Fed Still Eyes One More 2017 Rate Rise, Trims Inflation View
The Federal Reserve's latest update to its economic outlook shows officials are still penciling in one more rate rise this year after Wednesday's increase, amid forecasts that showed a weaker inflation projection and an even rosier the job market outlook.
The forecasts were released in conjunction with the outcome of the interest-rate setting Federal Open Market Committee meeting, updating views last put down in March.
Fed officials boosted short-term interest rates for the second time this year, lifting their short-term target rate range to 1% and 1.25%, as they were expected to do. They also laid out a plan to reduce their $4.5 trillion balance sheet later this year.
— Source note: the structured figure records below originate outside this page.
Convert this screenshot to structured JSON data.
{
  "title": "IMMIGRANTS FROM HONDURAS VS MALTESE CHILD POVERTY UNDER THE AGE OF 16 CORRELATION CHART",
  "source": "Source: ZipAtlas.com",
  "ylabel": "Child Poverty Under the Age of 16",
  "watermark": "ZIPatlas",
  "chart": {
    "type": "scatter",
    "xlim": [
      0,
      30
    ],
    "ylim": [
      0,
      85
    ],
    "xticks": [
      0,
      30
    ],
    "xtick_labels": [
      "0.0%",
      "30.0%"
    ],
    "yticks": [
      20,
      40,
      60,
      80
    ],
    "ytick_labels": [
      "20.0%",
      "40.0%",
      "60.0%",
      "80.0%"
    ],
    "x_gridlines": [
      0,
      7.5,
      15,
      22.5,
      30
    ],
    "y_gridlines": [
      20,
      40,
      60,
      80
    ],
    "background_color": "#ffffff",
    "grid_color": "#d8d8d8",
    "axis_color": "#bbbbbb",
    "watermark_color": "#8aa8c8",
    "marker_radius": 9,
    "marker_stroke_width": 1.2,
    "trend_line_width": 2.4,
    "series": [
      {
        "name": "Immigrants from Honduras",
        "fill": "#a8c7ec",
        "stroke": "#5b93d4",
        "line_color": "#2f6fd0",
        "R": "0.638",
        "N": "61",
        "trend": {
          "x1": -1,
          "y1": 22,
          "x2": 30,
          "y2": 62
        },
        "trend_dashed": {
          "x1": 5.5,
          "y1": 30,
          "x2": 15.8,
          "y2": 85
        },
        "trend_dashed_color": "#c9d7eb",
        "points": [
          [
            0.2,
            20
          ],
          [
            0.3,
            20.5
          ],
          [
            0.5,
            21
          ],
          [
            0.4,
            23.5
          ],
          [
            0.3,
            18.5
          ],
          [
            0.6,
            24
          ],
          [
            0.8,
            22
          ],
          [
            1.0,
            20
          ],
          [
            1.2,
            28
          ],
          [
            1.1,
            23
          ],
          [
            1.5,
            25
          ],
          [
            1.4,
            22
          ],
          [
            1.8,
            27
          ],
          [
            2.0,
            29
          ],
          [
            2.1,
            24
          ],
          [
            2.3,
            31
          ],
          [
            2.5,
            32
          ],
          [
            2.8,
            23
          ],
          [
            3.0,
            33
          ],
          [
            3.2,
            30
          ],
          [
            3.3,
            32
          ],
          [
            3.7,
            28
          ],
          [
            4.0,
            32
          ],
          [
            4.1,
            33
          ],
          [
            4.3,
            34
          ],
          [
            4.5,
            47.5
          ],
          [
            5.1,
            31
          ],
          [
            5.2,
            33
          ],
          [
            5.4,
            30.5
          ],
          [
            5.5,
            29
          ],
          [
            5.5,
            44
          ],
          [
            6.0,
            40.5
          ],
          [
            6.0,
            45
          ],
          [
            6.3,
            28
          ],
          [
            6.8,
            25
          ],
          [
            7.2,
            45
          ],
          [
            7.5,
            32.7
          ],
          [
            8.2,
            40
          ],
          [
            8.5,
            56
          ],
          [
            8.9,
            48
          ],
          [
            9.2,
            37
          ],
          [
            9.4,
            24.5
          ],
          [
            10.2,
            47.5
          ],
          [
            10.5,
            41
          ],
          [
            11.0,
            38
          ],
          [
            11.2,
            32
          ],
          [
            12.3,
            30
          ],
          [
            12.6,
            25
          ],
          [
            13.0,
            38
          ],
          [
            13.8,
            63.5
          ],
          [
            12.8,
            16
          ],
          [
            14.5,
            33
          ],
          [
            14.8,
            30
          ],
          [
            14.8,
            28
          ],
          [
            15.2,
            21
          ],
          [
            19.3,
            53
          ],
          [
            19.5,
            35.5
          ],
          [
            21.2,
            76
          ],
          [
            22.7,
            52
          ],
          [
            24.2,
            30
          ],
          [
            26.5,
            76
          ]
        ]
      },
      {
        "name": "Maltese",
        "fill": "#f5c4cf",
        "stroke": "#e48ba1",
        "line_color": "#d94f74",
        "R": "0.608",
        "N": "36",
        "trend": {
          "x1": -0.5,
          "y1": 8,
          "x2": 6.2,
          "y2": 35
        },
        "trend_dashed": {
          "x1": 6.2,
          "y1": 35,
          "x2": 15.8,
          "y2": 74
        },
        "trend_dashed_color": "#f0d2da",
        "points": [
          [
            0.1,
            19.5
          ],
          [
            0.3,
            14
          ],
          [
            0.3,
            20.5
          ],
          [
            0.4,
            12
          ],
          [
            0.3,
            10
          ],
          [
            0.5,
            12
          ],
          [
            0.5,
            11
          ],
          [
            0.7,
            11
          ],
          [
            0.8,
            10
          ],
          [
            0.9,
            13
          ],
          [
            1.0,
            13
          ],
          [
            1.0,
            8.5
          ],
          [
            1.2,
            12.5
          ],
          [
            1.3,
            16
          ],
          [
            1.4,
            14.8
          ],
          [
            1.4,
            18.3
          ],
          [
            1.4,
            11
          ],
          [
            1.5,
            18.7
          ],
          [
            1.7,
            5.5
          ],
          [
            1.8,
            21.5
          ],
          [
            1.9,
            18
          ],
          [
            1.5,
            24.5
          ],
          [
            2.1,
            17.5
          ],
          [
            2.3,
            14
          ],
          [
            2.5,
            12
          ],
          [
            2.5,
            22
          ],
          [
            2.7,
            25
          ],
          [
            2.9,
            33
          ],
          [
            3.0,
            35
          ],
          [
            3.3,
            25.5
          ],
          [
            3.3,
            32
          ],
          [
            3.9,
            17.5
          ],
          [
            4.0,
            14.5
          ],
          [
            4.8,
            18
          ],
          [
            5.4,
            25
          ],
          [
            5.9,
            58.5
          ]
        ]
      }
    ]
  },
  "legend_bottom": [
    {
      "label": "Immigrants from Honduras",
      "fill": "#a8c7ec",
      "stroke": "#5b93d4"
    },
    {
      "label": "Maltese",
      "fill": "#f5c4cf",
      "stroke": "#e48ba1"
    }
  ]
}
The Fed's so-called "dot plot," which compiles the interest-rate projections of all sitting Fed officials, showed only very modest changes in how officials are looking at the path of interest rates.
The median projection for the Fed's interest rate target remained at 1.4% for 2017, while 2018's view also held steady at 2.1%. Officials' median long-run interest rate expectations--essentially where policymakers see their rate rise campaign ending at--remained at 3% overnight target rate.
On the economic front, the Fed now expects inflation to be lower this year, but to rise to the official target of a 2% increase by 2018. Officials trimmed their median estimate of the expected rise for price pressures this year to a 1.6% gain, from 1.9% in March.
On the jobs front, officials appeared to react to the latest data showing a drop in the jobless rate in May to 4.3% by lowering their estimate of 2017 unemployment to that same level, from March's estimate of 4.5%. For 2018, officials' median forecast is for a 4.2% jobless rate.
On the growth front, officials' median projection for 2017 growth now stands at 2.2%, from March's 2.1% estimate.
Changes in the central bank's forecasts had been widely expected given recent economic data that have showed a weakening inflation trend and surprising strength in the labor market.
A notable wildcard for the Fed's latest forecasts were personal shifts among the Fed leadership. April saw the exits of Richmond Fed leader Jeffrey Lacker and Fed Governor Daniel Tarullo. The former was an advocate for aggressive rate rises while the latter shared no such appetite.
Their absence may have affected the Fed's interest rate outlook, if only at the margins.
The June forecasts also see the entrance of a new voice with the Atlanta Fed's Raphael Bostic, who took office this month. Little is known about his economic and monetary policy views, but his bank said he would be providing his outlook to the June release.